While some schools are tossing certain books, others are staying put.

Joe Kohlburn, who is against this portion of the law, said it's already thrown a wrench into the school year.

"I mean, this is honestly just a huge waste of everybody's time. Like, it's just, it's a waste of time, resources, tax dollars," he said.

As the head of the Intellectual Freedom Committee of the Missouri Library Association, Kohlburn understands the role of a librarian well, and blocking access to reading isn't part of that.

"That's not what librarians do. We're trying to help people get information, we're not trying to hide information from students," he said.

According to Kohlburn, the amendment that was added to Senate Bill 775, is doing just that. 

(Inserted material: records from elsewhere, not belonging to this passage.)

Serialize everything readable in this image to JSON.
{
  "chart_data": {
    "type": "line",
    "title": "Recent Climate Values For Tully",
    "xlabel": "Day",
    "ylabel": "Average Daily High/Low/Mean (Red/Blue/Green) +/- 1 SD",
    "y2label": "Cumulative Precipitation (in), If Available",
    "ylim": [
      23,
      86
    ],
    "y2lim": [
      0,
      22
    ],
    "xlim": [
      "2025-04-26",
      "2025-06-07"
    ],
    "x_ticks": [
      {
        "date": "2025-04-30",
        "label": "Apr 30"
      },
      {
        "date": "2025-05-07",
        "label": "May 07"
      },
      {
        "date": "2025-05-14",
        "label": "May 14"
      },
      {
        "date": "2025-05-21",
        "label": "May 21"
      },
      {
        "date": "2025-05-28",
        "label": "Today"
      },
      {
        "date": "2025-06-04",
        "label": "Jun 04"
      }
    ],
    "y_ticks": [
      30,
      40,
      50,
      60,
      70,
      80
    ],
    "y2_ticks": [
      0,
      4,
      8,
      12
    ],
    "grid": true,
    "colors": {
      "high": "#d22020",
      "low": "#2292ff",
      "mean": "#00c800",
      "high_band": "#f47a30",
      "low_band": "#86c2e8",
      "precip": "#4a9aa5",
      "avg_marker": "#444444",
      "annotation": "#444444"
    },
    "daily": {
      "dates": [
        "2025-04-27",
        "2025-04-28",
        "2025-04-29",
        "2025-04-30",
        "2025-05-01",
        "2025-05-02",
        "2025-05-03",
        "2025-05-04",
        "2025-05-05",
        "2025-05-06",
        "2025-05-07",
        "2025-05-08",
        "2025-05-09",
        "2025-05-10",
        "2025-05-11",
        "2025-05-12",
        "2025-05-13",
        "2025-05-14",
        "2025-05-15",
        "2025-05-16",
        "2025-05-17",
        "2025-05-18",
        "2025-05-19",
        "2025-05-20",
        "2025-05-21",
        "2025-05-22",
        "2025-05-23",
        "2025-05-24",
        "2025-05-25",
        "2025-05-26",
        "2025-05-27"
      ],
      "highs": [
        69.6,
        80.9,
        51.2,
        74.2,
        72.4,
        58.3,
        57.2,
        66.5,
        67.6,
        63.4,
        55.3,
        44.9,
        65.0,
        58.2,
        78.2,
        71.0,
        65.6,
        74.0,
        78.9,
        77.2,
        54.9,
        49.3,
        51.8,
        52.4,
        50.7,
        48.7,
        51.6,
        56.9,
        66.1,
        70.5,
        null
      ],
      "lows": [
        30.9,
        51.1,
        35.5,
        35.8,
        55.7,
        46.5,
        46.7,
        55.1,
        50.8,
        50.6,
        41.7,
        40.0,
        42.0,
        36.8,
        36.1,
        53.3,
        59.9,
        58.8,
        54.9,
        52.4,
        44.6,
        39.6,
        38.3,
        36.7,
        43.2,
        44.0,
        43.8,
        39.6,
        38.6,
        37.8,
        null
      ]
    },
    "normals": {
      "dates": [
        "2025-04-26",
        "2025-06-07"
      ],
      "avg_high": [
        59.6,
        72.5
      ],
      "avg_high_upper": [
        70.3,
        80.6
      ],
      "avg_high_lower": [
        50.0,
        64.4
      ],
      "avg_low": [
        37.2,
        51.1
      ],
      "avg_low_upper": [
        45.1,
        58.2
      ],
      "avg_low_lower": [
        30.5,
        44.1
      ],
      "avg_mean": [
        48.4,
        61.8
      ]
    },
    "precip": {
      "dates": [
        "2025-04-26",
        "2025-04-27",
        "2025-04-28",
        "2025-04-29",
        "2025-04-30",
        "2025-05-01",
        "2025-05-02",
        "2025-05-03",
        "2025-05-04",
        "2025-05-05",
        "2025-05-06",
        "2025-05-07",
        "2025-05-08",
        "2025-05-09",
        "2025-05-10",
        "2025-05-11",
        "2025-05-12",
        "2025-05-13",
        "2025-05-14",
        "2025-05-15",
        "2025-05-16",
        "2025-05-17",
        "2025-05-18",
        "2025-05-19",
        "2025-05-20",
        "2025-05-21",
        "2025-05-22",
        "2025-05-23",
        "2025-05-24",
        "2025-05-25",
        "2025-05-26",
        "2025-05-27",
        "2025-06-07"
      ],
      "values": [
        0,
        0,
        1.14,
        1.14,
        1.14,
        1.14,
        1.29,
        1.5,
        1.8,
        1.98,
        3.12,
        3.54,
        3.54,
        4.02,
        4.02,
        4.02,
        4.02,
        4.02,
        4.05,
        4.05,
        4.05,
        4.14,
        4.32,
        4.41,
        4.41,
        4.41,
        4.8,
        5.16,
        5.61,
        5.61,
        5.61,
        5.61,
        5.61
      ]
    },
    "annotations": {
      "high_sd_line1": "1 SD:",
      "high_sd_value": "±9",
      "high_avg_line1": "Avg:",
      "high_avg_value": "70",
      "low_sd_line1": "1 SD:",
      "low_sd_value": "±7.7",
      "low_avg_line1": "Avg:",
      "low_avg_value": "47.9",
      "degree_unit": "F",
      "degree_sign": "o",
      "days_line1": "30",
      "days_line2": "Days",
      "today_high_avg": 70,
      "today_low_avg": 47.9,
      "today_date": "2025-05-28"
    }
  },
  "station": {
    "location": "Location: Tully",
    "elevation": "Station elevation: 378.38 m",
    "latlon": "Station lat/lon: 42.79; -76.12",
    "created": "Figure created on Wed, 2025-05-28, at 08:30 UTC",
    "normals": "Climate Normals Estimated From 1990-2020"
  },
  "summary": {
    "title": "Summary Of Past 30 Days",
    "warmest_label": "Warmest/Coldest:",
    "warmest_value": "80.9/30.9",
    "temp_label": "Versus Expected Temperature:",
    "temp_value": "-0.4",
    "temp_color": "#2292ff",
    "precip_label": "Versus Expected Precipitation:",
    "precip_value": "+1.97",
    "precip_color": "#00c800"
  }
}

While some St. Louis area schools already removed certain books that fall under the law, he said, local police departments and prosecutors said they won't arrest or charge a librarian or teacher for breaking the law.

"The fact that we haven't seen any of these prosecutions, and really I hope we don't, I hope that stays that way, it suggests to me that this is just an intimidation thing," Kohlburn said.

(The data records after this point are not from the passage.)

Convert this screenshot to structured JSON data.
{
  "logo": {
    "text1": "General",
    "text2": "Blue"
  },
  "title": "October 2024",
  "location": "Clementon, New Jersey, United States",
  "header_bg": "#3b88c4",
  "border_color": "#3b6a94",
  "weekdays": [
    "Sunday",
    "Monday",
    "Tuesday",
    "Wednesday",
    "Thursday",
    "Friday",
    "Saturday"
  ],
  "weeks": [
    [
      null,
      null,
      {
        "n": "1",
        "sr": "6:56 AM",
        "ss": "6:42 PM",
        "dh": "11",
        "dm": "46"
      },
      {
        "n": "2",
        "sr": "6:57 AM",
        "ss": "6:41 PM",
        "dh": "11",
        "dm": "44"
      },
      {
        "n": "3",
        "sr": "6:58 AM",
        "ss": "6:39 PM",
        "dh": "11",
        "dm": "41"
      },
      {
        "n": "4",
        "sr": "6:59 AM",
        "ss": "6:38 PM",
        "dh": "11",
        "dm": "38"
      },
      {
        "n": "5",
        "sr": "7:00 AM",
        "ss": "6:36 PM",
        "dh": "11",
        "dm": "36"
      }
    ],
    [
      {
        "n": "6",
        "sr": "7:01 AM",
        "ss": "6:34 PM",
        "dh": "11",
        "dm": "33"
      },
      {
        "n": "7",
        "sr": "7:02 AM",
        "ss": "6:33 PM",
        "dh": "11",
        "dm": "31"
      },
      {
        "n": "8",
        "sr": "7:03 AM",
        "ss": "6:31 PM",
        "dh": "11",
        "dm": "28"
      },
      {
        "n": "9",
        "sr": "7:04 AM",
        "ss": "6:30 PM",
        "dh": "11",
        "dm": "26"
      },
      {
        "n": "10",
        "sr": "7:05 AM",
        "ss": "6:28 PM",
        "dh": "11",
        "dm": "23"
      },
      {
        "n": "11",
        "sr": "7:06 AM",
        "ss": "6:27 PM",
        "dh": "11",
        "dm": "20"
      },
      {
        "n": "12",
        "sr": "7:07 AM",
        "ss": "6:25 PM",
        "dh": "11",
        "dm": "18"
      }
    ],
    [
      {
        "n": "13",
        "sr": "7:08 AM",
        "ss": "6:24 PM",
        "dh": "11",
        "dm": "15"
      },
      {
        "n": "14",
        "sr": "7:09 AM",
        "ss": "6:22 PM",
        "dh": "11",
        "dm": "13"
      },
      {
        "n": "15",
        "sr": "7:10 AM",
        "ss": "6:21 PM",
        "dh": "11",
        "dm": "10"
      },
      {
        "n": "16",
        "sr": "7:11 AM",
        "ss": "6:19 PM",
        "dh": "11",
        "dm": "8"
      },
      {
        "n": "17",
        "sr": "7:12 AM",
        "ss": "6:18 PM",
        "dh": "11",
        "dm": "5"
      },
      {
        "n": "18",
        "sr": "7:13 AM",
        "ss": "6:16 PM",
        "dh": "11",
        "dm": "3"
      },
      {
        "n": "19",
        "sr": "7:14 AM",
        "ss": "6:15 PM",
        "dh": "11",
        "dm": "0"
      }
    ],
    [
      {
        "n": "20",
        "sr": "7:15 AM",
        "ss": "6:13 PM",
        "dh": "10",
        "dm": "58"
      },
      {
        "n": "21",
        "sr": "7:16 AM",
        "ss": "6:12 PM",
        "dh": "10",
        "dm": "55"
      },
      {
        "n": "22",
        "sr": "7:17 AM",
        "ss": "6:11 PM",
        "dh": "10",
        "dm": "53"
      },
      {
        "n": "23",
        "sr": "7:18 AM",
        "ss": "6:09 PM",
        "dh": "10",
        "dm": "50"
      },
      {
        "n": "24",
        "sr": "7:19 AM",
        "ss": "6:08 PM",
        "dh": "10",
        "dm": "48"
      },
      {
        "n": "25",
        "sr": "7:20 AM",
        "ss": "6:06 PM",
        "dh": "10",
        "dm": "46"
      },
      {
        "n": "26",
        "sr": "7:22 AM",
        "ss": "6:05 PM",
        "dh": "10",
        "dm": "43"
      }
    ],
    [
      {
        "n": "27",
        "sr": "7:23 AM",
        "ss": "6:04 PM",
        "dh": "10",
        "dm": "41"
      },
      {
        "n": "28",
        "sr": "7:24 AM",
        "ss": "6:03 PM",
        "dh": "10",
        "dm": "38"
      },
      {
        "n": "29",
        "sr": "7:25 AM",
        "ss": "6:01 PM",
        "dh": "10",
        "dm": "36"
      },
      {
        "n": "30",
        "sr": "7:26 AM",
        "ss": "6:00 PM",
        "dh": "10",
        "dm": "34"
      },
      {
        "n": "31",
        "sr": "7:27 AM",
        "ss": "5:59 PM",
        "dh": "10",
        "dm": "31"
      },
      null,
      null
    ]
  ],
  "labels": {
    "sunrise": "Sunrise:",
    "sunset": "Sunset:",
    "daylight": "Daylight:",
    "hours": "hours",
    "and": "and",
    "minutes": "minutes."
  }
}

Paul Ziegler, with Education Plus, said this has been a hot topic with school districts he works with, but that's not anything new. He said libraries weed out books yearly.

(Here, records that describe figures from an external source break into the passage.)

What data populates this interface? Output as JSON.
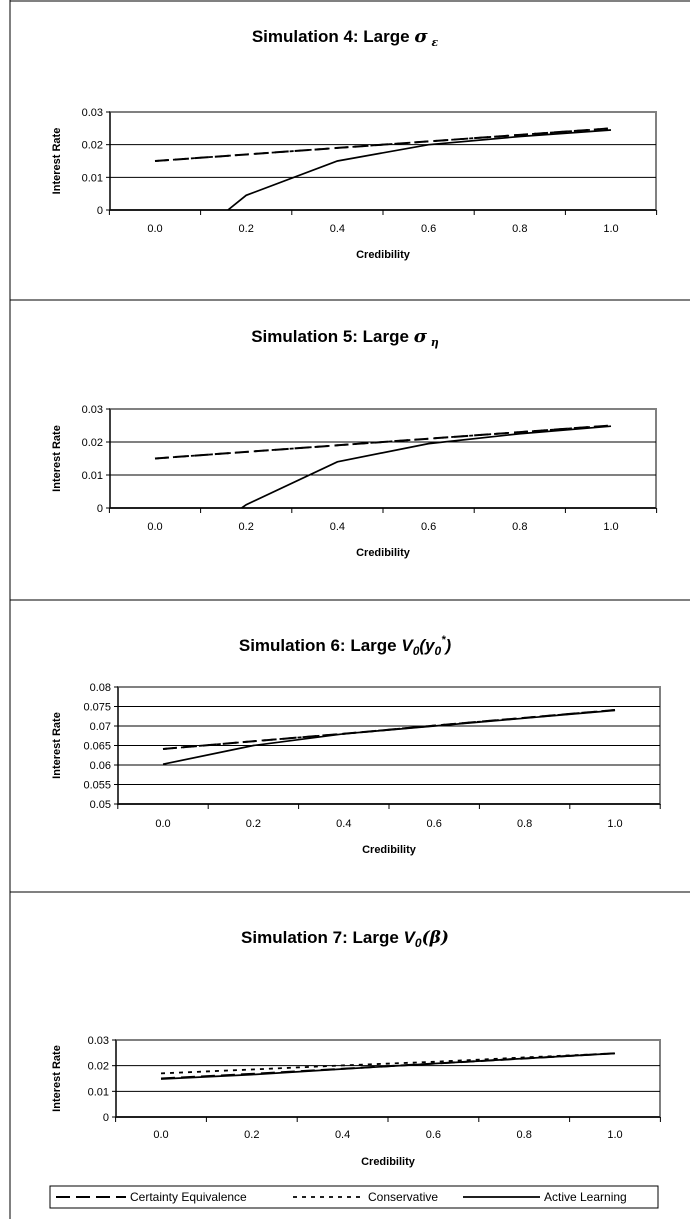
{
  "chart_data": [
    {
      "type": "line",
      "title": "Simulation 4: Large",
      "title_symbol": "σ",
      "title_sub": "ε",
      "xlabel": "Credibility",
      "ylabel": "Interest Rate",
      "categories": [
        "0.0",
        "0.2",
        "0.4",
        "0.6",
        "0.8",
        "1.0"
      ],
      "x": [
        0.0,
        0.2,
        0.4,
        0.6,
        0.8,
        1.0
      ],
      "ylim": [
        0,
        0.03
      ],
      "yticks": [
        "0",
        "0.01",
        "0.02",
        "0.03"
      ],
      "series": [
        {
          "name": "Certainty Equivalence",
          "style": "dashed",
          "x": [
            0.0,
            0.2,
            0.4,
            0.6,
            0.8,
            1.0
          ],
          "values": [
            0.015,
            0.017,
            0.019,
            0.021,
            0.023,
            0.025
          ]
        },
        {
          "name": "Conservative",
          "style": "dotted",
          "x": [
            0.0,
            0.2,
            0.4,
            0.6,
            0.8,
            1.0
          ],
          "values": [
            0.015,
            0.017,
            0.019,
            0.021,
            0.023,
            0.025
          ]
        },
        {
          "name": "Active Learning",
          "style": "solid",
          "x": [
            0.16,
            0.2,
            0.4,
            0.6,
            0.8,
            1.0
          ],
          "values": [
            0.0,
            0.0045,
            0.015,
            0.02,
            0.0225,
            0.0245
          ]
        }
      ]
    },
    {
      "type": "line",
      "title": "Simulation 5: Large",
      "title_symbol": "σ",
      "title_sub": "η",
      "xlabel": "Credibility",
      "ylabel": "Interest Rate",
      "categories": [
        "0.0",
        "0.2",
        "0.4",
        "0.6",
        "0.8",
        "1.0"
      ],
      "x": [
        0.0,
        0.2,
        0.4,
        0.6,
        0.8,
        1.0
      ],
      "ylim": [
        0,
        0.03
      ],
      "yticks": [
        "0",
        "0.01",
        "0.02",
        "0.03"
      ],
      "series": [
        {
          "name": "Certainty Equivalence",
          "style": "dashed",
          "x": [
            0.0,
            0.2,
            0.4,
            0.6,
            0.8,
            1.0
          ],
          "values": [
            0.015,
            0.017,
            0.019,
            0.021,
            0.023,
            0.025
          ]
        },
        {
          "name": "Conservative",
          "style": "dotted",
          "x": [
            0.0,
            0.2,
            0.4,
            0.6,
            0.8,
            1.0
          ],
          "values": [
            0.015,
            0.017,
            0.019,
            0.021,
            0.023,
            0.025
          ]
        },
        {
          "name": "Active Learning",
          "style": "solid",
          "x": [
            0.19,
            0.2,
            0.4,
            0.6,
            0.8,
            1.0
          ],
          "values": [
            0.0,
            0.001,
            0.014,
            0.0195,
            0.0225,
            0.0248
          ]
        }
      ]
    },
    {
      "type": "line",
      "title": "Simulation 6: Large",
      "title_symbol": "V",
      "title_sub": "0",
      "title_tail": "(y",
      "title_tail_sub": "0",
      "title_tail_sup": "*",
      "title_close": ")",
      "xlabel": "Credibility",
      "ylabel": "Interest Rate",
      "categories": [
        "0.0",
        "0.2",
        "0.4",
        "0.6",
        "0.8",
        "1.0"
      ],
      "x": [
        0.0,
        0.2,
        0.4,
        0.6,
        0.8,
        1.0
      ],
      "ylim": [
        0.05,
        0.08
      ],
      "yticks": [
        "0.05",
        "0.055",
        "0.06",
        "0.065",
        "0.07",
        "0.075",
        "0.08"
      ],
      "series": [
        {
          "name": "Certainty Equivalence",
          "style": "dashed",
          "x": [
            0.0,
            0.2,
            0.4,
            0.6,
            0.8,
            1.0
          ],
          "values": [
            0.0641,
            0.0661,
            0.068,
            0.0701,
            0.0721,
            0.0741
          ]
        },
        {
          "name": "Conservative",
          "style": "dotted",
          "x": [
            0.0,
            0.2,
            0.4,
            0.6,
            0.8,
            1.0
          ],
          "values": [
            0.0641,
            0.0661,
            0.068,
            0.0701,
            0.0721,
            0.0741
          ]
        },
        {
          "name": "Active Learning",
          "style": "solid",
          "x": [
            0.0,
            0.2,
            0.4,
            0.6,
            0.8,
            1.0
          ],
          "values": [
            0.0602,
            0.065,
            0.068,
            0.07,
            0.072,
            0.074
          ]
        }
      ]
    },
    {
      "type": "line",
      "title": "Simulation 7: Large",
      "title_symbol": "V",
      "title_sub": "0",
      "title_tail": "(β)",
      "xlabel": "Credibility",
      "ylabel": "Interest Rate",
      "categories": [
        "0.0",
        "0.2",
        "0.4",
        "0.6",
        "0.8",
        "1.0"
      ],
      "x": [
        0.0,
        0.2,
        0.4,
        0.6,
        0.8,
        1.0
      ],
      "ylim": [
        0,
        0.03
      ],
      "yticks": [
        "0",
        "0.01",
        "0.02",
        "0.03"
      ],
      "series": [
        {
          "name": "Certainty Equivalence",
          "style": "dashed",
          "x": [
            0.0,
            0.2,
            0.4,
            0.6,
            0.8,
            1.0
          ],
          "values": [
            0.015,
            0.0168,
            0.0188,
            0.0208,
            0.0228,
            0.0248
          ]
        },
        {
          "name": "Conservative",
          "style": "dotted",
          "x": [
            0.0,
            0.2,
            0.4,
            0.6,
            0.8,
            1.0
          ],
          "values": [
            0.017,
            0.0185,
            0.0201,
            0.0215,
            0.0232,
            0.0248
          ]
        },
        {
          "name": "Active Learning",
          "style": "solid",
          "x": [
            0.0,
            0.2,
            0.4,
            0.6,
            0.8,
            1.0
          ],
          "values": [
            0.0148,
            0.0165,
            0.0187,
            0.0208,
            0.0228,
            0.0248
          ]
        }
      ]
    }
  ],
  "legend": {
    "items": [
      "Certainty Equivalence",
      "Conservative",
      "Active Learning"
    ]
  }
}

"This year, obviously, with the new law, there is an added scrutiny really looking at those graphic novels, and in some of those, that may have more illustrations than others," he said.

Ziegler believes this does put districts in a tough spot, though.

"I think it makes it difficult, always interpreting what was an intention of a law, so as we navigate that, yeah, there'll be concerns around lawsuits or making sure we're doing it correctly," he said.

While Ziegler said most educators are rule followers by nature, libraries are about meeting kids' needs and interests.

"We need to make sure that we keep those catalogs relevant to our kids and to our community," he said.

All of the school districts 5 On Your Side reached out to declined interviews, but shared statements. 

The Rockwood School District shared this statement:

The Rockwood School District closely follows any changes in state and federal legislation to ensure compliance with all applicable statutes. Missouri Senate Bill 775 (SB 775) went into effect Aug. 28 and establishes guidelines related to providing "explicit sexual material" to a student.

Rockwood librarians and administrators in our curriculum department carefully reviewed our collections in light of the new legislation and consulted with our legal team to identify books with images that may meet the definition of “explicit sexual material” under Section 573.550, RSMo. Those books have been removed from circulation, and the list has been posted on the district website to ensure transparency with all stakeholders.

Rockwood’s compliance with the state statute does not change our vision to provide a wide range of reading materials to meet the needs of all students and our goal of universal equity, opportunity and access outlined in our strategic plan, The Way Forward. Our libraries hold more than 450,000 titles for students to choose from in grades K-12, and we will continue to ensure that all students are represented in our library collections.

The Parkway School District banned five books:

  • "Handmaid's Tale" (graphic novel version) by Margaret Atwood
  • "Fun Home" by Alison Bechdel
  • "Are You My Mother" by Alison Bechdel 
  • "Gender Queer" by Maia Kobabe
  • "Blankets" by Craig Thompson 

The Parkway School District, also, shared this statement:

In order to make sure students cannot access these materials through our partnership with St. Louis County Library, we have also removed access in the SORA app to all materials in the "general adult" category since we cannot restrict access to individual books in that system. Students can still access those materials in the public library, just not through our system.

Maplewood Richmond Heights School District has not banned any books and shared this statement from Superintendent, Dr. Bonita Jamison: 

We don’t censor anything at this point. We are not changing what we do for kids because we know what they need. They are going out into a diverse society.

A spokesperson for the St. Louis Public Schools, also said, they have not removed any books and there has been no discussion about removing any.